Some vendors bring more than food. A tamale seller recently came with her daughter, who performed Mexican folk dances with her group. Kathy Newsom, who manages the market, says the cross-cultural exchange builds community and trust.
“The variety is really a draw,” she says. “It’s a way for people to connect.”
The Guilford County Health Department disagrees. When inspectors showed up in August 2022, they did not see a friendly gathering of neighbors. They saw law breakers. A code enforcement crackdown ensued, depriving the market of many longtime vendors as the holidays approach.
Unlike most other states, North Carolina does not have laws authorizing “cottage food” businesses, which sell homemade food. The North Carolina Department of Agriculture & Consumer Services fills the void with guidelines, allowing cottage-food sales under certain conditions. County and municipal officials tack on additional rules, creating a patchwork of laws across the state.

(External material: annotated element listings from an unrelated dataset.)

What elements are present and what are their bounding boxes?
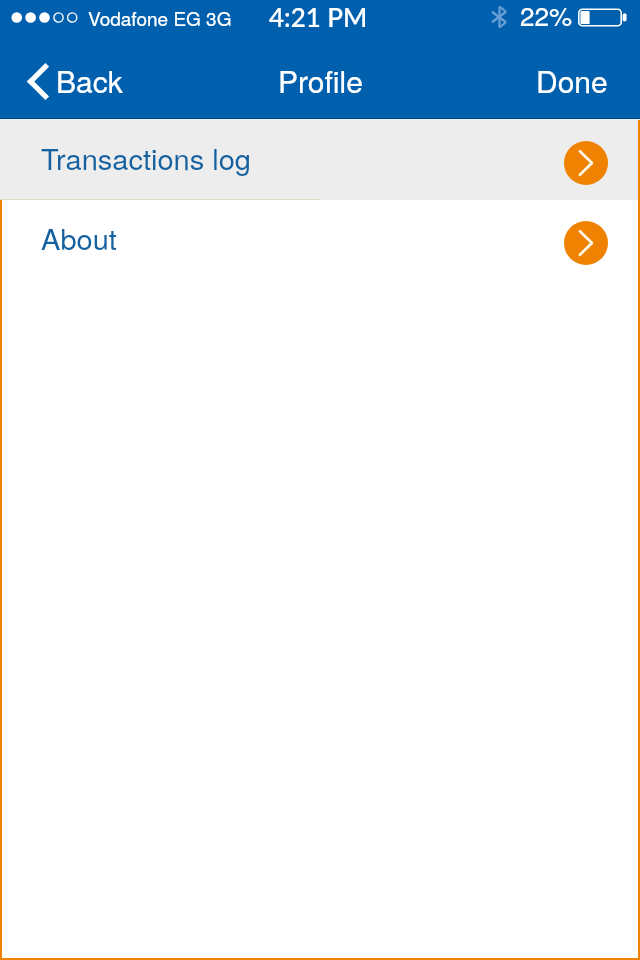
staticText: 22% xyxy=(520,0,573,32)
staticText: Back xyxy=(56,59,123,102)
button[interactable]: Back xyxy=(20,46,137,109)
staticText: Vodafone EG 3G xyxy=(88,4,232,31)
button[interactable]: Transactions log xyxy=(0,120,640,200)
other: Back xyxy=(28,64,48,99)
button[interactable]: Open About xyxy=(564,221,608,265)
button[interactable]: About xyxy=(0,200,640,280)
button[interactable]: Open Transactions log xyxy=(564,141,608,185)
button[interactable]: Done xyxy=(518,46,640,109)
staticText: Done xyxy=(536,59,608,102)
staticText: About xyxy=(41,217,117,259)
staticText: Transactions log xyxy=(41,137,251,179)
staticText: Profile xyxy=(278,59,363,102)
staticText: 4:21 PM xyxy=(269,1,368,32)
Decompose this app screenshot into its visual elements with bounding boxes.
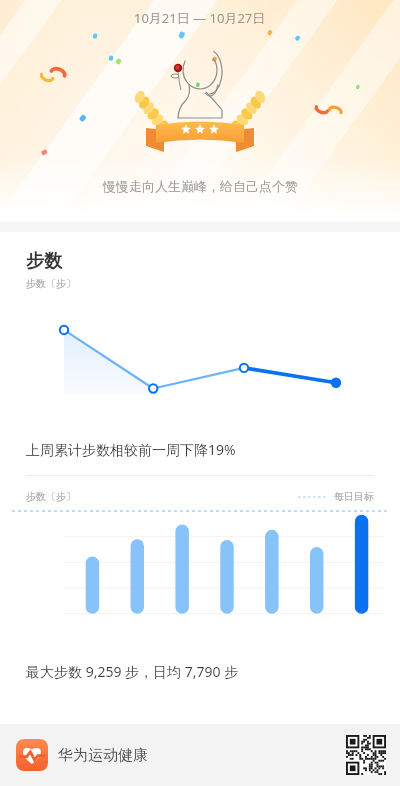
staticText: 步数 bbox=[26, 250, 62, 273]
staticText: 华为运动健康 bbox=[58, 746, 148, 765]
staticText: 最大步数 9,259 步，日均 7,790 步 bbox=[26, 662, 239, 681]
staticText: 步数〔步〕 bbox=[26, 277, 76, 290]
staticText: 步数〔步〕 bbox=[26, 490, 76, 503]
staticText: 10月21日 — 10月27日 bbox=[134, 9, 266, 27]
staticText: 慢慢走向人生巅峰，给自己点个赞 bbox=[103, 178, 298, 194]
staticText: 每日目标 bbox=[334, 490, 374, 503]
other: 二维码 bbox=[346, 735, 386, 775]
staticText: 上周累计步数相较前一周下降19% bbox=[26, 440, 236, 459]
button[interactable]: 华为运动健康 图标 bbox=[0, 724, 400, 786]
other: 华为运动健康 图标 bbox=[16, 739, 48, 771]
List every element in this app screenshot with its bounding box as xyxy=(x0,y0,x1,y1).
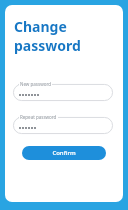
staticText: Repeat password xyxy=(20,114,57,120)
staticText: New password xyxy=(20,81,51,87)
button[interactable]: Confirm xyxy=(22,146,106,160)
button[interactable] xyxy=(13,84,113,101)
staticText: password xyxy=(14,36,81,55)
staticText: Confirm xyxy=(52,149,76,157)
button[interactable] xyxy=(13,117,113,134)
staticText: Change xyxy=(14,17,67,36)
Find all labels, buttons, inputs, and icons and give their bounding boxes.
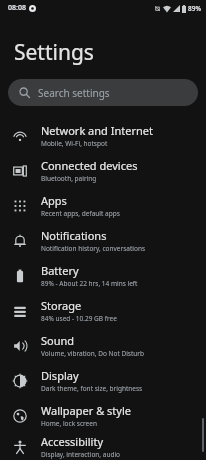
- staticText: 08:08: [8, 3, 26, 13]
- staticText: 84% used - 10.29 GB free: [41, 314, 117, 323]
- staticText: Search settings: [38, 86, 110, 100]
- staticText: Notifications: [41, 228, 107, 243]
- button[interactable]: Network and Internet: [0, 118, 206, 153]
- staticText: Notification history, conversations: [41, 244, 146, 253]
- staticText: Accessibility: [41, 434, 104, 449]
- staticText: Home, lock screen: [41, 419, 97, 428]
- button[interactable]: Apps: [0, 188, 206, 223]
- staticText: Connected devices: [41, 158, 138, 173]
- button[interactable]: Accessibility: [0, 433, 206, 460]
- button[interactable]: Search settings: [8, 79, 198, 106]
- staticText: Volume, vibration, Do Not Disturb: [41, 349, 145, 358]
- button[interactable]: Display: [0, 363, 206, 398]
- staticText: Storage: [41, 298, 82, 313]
- staticText: Network and Internet: [41, 123, 153, 138]
- staticText: Dark theme, font size, brightness: [41, 384, 143, 393]
- staticText: Bluetooth, pairing: [41, 174, 97, 183]
- staticText: Battery: [41, 263, 79, 278]
- button[interactable]: Storage: [0, 293, 206, 328]
- staticText: 89%: [188, 4, 201, 13]
- staticText: Settings: [14, 38, 94, 67]
- staticText: Apps: [41, 193, 67, 208]
- staticText: Display: [41, 368, 79, 383]
- staticText: Sound: [41, 333, 75, 348]
- button[interactable]: Battery: [0, 258, 206, 293]
- button[interactable]: Sound: [0, 328, 206, 363]
- staticText: 89% - About 22 hrs, 14 mins left: [41, 279, 138, 288]
- button[interactable]: Wallpaper & style: [0, 398, 206, 433]
- button[interactable]: Connected devices: [0, 153, 206, 188]
- staticText: Display, interaction, audio: [41, 450, 121, 459]
- staticText: Wallpaper & style: [41, 403, 131, 418]
- staticText: Mobile, Wi-Fi, hotspot: [41, 139, 108, 148]
- staticText: Recent apps, default apps: [41, 209, 120, 218]
- button[interactable]: Notifications: [0, 223, 206, 258]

Just figuring out the requirements is a challenge.
Newsom says many of her vendors do not speak native English, but the language barrier is not the primary problem.
“I’m good at English, and I’m good at Google,” she says. “And I can’t figure it out for them. As soon as you do one thing, there’s another thing you didn’t know about.”
Home-based bakers who sell shelf-stable products like cookies must create detailed business plans, pass home inspections, and clear permitting and zoning hurdles. If they use well water, they must submit a sample for testing. Some jurisdictions also require food-safety courses.
Vendors who sell salsas, sauces, and pickled vegetables face even more hassle. They must submit each item to North Carolina State University for laboratory testing.
Many cottage-food producers cannot work at home, no matter what steps they take. Anyone with pets — about 70% of U.S. households — must rent space in a shared commercial kitchen. Canned foods and refrigerated items like pumpkin pie also must come from a commercial kitchen. Meat products are completely forbidden, which shuts down Newsom’s tamale vendor.
Even the state’s simplified checklist, which omits local requirements, looks like a maze. Regulators defend the rules as necessary to protect public health. Yet cottage food has built-in safeguards.
Vendors literally stand behind their products, creating maximum transparency — and maximum incentive to prevent foodborne illness. As cottage-food producers understand, having a personal relationship with customers has more value than mountains of rules and hundreds of pages of regulations.
Corner Farmers Market proves the point. Newsom ran it for 10 years without a single consumer complaint. When inspectors got involved, the crackdown increased costs without serving any public interest. Put simply, the government fixed a problem that did not exist.
“It’s not about cleanliness. It’s not about safety,” Newsom says. “It’s about control.”
Rather than comply, many of her vendors quit selling cottage food or went into hiding to avoid prosecution. Her customers miss the diversity and want to get involved. But the real fix must happen in Raleigh.
State lawmakers should give cottage food producers the clarity they need during the 2023 legislative session. Meaningful reform would create one set of rules for the entire state, minimizing government interference as much as possible. Wyoming provides the gold standard for cottage food laws, along with Montana, North Dakota, Oklahoma and Utah. Florida also took a step forward in 2021, standardizing rules statewide and eliminating local red tape.
Research from our public interest law firm, the Institute for Justice, shows the primary beneficiaries of cottage-food reform are women, particularly in rural areas. Local jurisdictions also benefit when regulators let people commercialize their kitchen skills. Some businesses stay small, but others expand into brick-and-mortar bakeries or restaurants.
“We’ve always been like an incubator,” Newsom says.
North Carolina should celebrate the entrepreneurial spirit. Instead of sending cookie cops to shut down safe businesses, regulators should get out of the way and let cottage food producers work.
Erica Smith Ewing is a senior attorney and Daryl James is a writer at the Institute for Justice in Arlington, Va.